Ogden Nash wrote this poem called The Praying Mantis:

From whence arrived the praying mantis? 
From outer space, or lost Atlantis? 
glimpse the grin, green metal mug
at masks the pseudo-saintly bug,
Orthopterous, also carnivorous, 
And faintly whisper, Lord deliver us. 

Sunday, January 13, 2013

Ring-billed gull eats pizza

A ring-billed gull, Larus Delawarensis, in non-breeding plumage, sitting on a fence by the East River in Brooklyn Bridge Park. 
Mmmm... Pizza.
Click on the photos to enlarge. 
On second thought, make that to go. 
Wait. There's pizza?

Saturday, January 5, 2013

Amish Mules

Handsome mules! 
I'm going rogue this week and writing about animals that are neither urban nor wild. Mules! I saw these in Lancaster County, Pennsylvania, this summer. Amish farmers there use them instead of some modern farm equipment.

Mules are hybrids of two equine species; the mule's father is a donkey and it's mother is a horse. Mules themselves can be male or female, but they are almost always sterile -- it has something to do with the different number of chromosomes their parents have: horses have 64, donkeys have 62. Mules end up with 63. Pennsylvania farmers breed a large female draft horse like a Belgian or a Percheron with a big male donkey to produce the huge lovely and powerful mules pictured.

We need a special vocabulary to talk about mules. A less commonly successful cross between a male horse and a female donkey produces an animal called a hinny. A male donkey is called a jack. A female donkey is called a jenny or a jennet. Male mules are called horse-mules or jack-mules, but if castrated, john-mules, although that term is sometimes also applied more generally to all male mules. Female mules are called mare-mules. Some female mules have estrus cycles and are called mollies, but that term is sometimes applied to all female mules. On very rare occasions a stallion can impregnate a mollie to produce a hule!

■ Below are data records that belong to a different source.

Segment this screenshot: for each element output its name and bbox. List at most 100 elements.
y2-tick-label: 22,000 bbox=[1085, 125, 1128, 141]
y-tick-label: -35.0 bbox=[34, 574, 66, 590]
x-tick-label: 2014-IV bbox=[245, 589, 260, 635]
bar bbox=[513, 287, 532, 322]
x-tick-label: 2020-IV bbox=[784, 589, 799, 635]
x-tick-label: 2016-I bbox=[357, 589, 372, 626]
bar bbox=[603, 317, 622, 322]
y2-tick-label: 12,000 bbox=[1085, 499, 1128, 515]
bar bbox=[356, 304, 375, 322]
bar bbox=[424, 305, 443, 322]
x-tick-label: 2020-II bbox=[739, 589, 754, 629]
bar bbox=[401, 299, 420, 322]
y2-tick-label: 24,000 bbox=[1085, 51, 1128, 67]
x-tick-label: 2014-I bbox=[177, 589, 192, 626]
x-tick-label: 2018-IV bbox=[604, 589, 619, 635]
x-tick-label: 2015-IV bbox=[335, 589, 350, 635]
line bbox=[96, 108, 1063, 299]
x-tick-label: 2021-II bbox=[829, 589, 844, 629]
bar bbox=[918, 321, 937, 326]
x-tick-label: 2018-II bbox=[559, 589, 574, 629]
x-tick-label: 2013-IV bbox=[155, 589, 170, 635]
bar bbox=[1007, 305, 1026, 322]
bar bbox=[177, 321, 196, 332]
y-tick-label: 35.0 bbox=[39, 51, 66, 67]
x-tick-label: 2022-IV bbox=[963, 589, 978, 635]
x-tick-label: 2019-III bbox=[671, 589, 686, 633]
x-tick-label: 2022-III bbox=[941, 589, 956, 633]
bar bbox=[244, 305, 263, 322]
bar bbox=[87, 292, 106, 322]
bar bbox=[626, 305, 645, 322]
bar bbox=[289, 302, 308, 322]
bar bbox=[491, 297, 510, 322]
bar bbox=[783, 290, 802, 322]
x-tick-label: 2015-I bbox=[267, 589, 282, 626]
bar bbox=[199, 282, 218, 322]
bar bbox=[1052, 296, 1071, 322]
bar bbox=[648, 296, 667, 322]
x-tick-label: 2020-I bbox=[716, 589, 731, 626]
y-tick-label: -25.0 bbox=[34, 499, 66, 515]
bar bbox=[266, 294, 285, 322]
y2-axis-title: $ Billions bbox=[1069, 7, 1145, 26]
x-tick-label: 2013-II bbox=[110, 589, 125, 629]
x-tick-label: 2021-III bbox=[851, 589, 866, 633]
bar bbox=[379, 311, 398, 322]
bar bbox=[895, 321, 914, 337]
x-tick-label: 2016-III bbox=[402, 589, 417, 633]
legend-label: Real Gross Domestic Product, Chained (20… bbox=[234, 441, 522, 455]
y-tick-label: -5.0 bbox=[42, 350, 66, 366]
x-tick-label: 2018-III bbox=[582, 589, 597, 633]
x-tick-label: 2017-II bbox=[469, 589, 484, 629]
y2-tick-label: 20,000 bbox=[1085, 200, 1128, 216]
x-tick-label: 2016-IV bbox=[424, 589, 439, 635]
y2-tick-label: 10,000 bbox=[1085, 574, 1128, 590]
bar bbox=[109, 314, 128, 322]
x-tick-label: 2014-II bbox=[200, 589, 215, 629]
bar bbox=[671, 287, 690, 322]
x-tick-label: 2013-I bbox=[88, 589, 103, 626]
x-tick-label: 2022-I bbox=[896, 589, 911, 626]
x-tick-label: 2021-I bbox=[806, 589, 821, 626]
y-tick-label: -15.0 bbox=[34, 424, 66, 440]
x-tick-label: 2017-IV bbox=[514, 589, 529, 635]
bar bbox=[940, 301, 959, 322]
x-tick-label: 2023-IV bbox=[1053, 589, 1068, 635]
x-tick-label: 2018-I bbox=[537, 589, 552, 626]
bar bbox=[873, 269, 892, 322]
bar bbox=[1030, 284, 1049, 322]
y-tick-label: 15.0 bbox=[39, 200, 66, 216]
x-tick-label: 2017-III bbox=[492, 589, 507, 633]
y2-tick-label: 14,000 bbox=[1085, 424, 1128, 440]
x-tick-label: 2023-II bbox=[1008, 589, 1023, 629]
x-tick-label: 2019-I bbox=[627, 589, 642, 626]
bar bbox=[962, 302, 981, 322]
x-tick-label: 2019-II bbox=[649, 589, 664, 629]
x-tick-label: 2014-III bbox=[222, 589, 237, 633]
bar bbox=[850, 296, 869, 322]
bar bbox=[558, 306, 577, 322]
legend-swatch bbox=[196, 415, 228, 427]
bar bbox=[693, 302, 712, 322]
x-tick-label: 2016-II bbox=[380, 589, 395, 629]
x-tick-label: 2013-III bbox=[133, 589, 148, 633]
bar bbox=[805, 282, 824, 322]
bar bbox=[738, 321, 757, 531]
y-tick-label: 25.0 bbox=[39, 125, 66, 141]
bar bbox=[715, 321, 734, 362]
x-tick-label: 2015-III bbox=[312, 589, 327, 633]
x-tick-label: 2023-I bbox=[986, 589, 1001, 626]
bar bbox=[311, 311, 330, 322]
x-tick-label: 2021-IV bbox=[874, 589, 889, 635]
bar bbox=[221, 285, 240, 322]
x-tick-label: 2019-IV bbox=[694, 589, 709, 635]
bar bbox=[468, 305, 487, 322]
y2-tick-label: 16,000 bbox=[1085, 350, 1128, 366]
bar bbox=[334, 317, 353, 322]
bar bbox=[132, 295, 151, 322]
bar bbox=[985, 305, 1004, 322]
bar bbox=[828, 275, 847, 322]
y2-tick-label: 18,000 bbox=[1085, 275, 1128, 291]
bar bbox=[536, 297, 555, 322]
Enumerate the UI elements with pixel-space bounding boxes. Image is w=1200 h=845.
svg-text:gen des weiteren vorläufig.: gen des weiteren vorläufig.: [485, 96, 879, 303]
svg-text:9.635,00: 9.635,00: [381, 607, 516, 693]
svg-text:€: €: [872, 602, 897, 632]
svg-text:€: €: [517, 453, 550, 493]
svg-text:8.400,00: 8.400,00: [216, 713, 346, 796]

Mules may be sterile but they are not sexless or celibate. They can and do copulate, they just can't make little mules. Aside from not being able to breed, they inherit good traits from both parents. They are strong, smart, patient, surefooted, and beautiful.

Click to enlarge. 


Mules have a reputation for being stubborn. But that may just be a well-developed sense of self-preservation. They will not willingly put themselves in danger and will stop to evaluate new situations before jumping in. And they famously stop dead if an attempt is made to overwork them or get them into trouble. Harry S. Truman said this: "My favorite animal is the mule. He has more horse sense than a horse. He knows when to stop eating -- and he knows when to stop working."

A donkey. Check out the tail. 

It almost never comes up in Brooklyn, but you can tell a mule from a donkey by looking at its tail. A mule tail looks like a horse tail. The donkey's looks like a cow's -- most of it is covered with short hair and it has a tuft at the end, like that thing you used to play pin-the-tail-on-the-donkey with.